Secara teoritis memang tidak sulit, namun dalam praktiknya tidak sepenuhnya dapat
diterapkan.
2. Tidak dapat diterima unuk pelaporan ekstern. Dalam prinsip akuntansi indonesia 1984
(Ikatan Akuntan Indonesia) disebutkan bahwa “harga pokok barang yang diproduksi
meliputi semua biaya bahan baku langsung yang dipakai, upah langsung, serta biaya
produksi tidak langsung, dengan memperhitungkan saldo awal dan saldo akhir barang
dalam pengolahan”. Hal ini berarti bahwa untuk perhitungan dan pelaporan biaya
produksi didasarkan pada konsep full costing.

2) Kelebihan :
1. Alat perencanaan operasi atau anggaran. Meliputi semua aspek operasi dimasa yang
akan datang yang dirancang untung mencapai sasaran laba yang telah ditetapkan.
Variabel costing memudahkan penghimpunan data untuk perencanaan laba yang telah
ditetapkan. Tersedianya data tentang biaya variabel dan margin kontribusi
memungkinkan manajemen untuk mengambil keputusan secara cepat mengenai
persoalan-persoalan biaya yang dihadapi setiap hari.
Contoh: Misalnya, Biaya Variabel per unit adalah Rp. 350,00 yang merupakan 70%
dariharga jual dan biaya tetap total adalah Rp. 4.000.000,00 serta unit yang
dijualdiperoyeksikan sebanyak 40.000 unit maka dapat dihitung kelayakan dari rencana
penjualan tersebut, sebagai berikut.
Per Unit Total %

Penjualan 40.000 unit Rp. 500 Rp. 20.000.000 100


B. Variabel 350 14.000.000 70

Margin Kontribusi Rp. 150 Rp. 6.000.000 30


B. tetap 4.000.000 20

Laba Bersih Operasi Rp. 2.000.000 10

2. Penetapan harga jual.
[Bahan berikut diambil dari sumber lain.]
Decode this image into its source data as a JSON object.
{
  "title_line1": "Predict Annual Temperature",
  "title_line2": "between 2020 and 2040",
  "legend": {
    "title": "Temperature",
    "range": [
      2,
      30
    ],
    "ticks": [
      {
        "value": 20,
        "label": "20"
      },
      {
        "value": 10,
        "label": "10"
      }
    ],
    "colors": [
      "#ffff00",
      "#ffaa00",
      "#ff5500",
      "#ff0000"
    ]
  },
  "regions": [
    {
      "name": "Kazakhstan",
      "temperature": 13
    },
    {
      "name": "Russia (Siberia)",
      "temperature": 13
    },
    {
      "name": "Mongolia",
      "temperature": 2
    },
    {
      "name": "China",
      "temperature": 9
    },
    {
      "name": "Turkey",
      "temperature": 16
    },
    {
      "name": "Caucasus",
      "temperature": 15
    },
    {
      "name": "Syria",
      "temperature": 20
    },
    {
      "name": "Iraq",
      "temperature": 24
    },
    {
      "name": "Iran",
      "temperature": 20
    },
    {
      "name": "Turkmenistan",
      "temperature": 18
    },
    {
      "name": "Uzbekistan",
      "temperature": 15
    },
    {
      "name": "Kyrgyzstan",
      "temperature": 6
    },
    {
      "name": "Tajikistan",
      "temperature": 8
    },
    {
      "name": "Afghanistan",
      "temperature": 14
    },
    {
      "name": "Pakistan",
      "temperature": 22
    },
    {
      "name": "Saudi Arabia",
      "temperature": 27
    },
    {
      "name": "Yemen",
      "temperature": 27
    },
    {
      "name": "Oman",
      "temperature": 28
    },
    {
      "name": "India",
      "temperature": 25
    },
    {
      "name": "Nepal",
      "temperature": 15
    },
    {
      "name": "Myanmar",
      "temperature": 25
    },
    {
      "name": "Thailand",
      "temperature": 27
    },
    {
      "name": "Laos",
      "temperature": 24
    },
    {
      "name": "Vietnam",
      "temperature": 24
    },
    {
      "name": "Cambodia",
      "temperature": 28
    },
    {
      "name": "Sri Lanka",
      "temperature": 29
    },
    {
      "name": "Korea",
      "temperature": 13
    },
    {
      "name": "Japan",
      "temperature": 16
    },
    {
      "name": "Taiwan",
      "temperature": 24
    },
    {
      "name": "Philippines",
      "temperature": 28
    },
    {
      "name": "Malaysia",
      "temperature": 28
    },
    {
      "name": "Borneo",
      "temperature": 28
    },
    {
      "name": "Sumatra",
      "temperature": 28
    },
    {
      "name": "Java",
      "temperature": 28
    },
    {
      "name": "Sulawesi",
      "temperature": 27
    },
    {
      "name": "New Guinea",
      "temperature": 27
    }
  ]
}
Harga jual produk yang ditetapkan oleh suatu perusahaan tentu
harga jual dapat bersaing dipasaran. Penentuan harga jual yang dapat bersaing bukanlah
suatu hal yang mudah dilakukan. Harga jual yang terlalu tinggi dapat berakibat
kalahnya perusahaan dalam persaingan, sedangkan harga yang terlalu rendah
dapat berakibat tidak tercapainya tujuan perusahaan yaitu tercapainya laba pada
tingkat yang dikehendaki. Dengan variabel costing, penetapan harga jual dapat lebih
mudah dilakukan. Konsep margin kontribusi memudahkan perusahaan untuk
menentukan harga jual yang dapat menutup biaya-biaya tetap seperti biaya gaji, biaya
sewa, pajak, dan sebagainya.
3. Penentuan titik impas atau peluang pokok. Bila margin kontribusi dan biaya tetap
diketahui, ada cara perhitungan yang sederhana untuk menentukan suatu keadaan
perusahaan tidak mengalami laba dan juga tidak mengalami rugi yang dikenal dengan
istilah peluang pokok atau impas atau Break Even.
DAFTAR PUSTAKA

Hansen, Don R and Maryanne M Mowen dalam Dewi Fitriasari dan Deny Arnos Kwary. 2005.
Akuntansi Manajemen buku 2, Edisi 7. Jakarta: Salemba Empat.

Siregar, Baldric, dkk. 2013. Akuntansi Manajemen. Jakarta: Salemba Empat.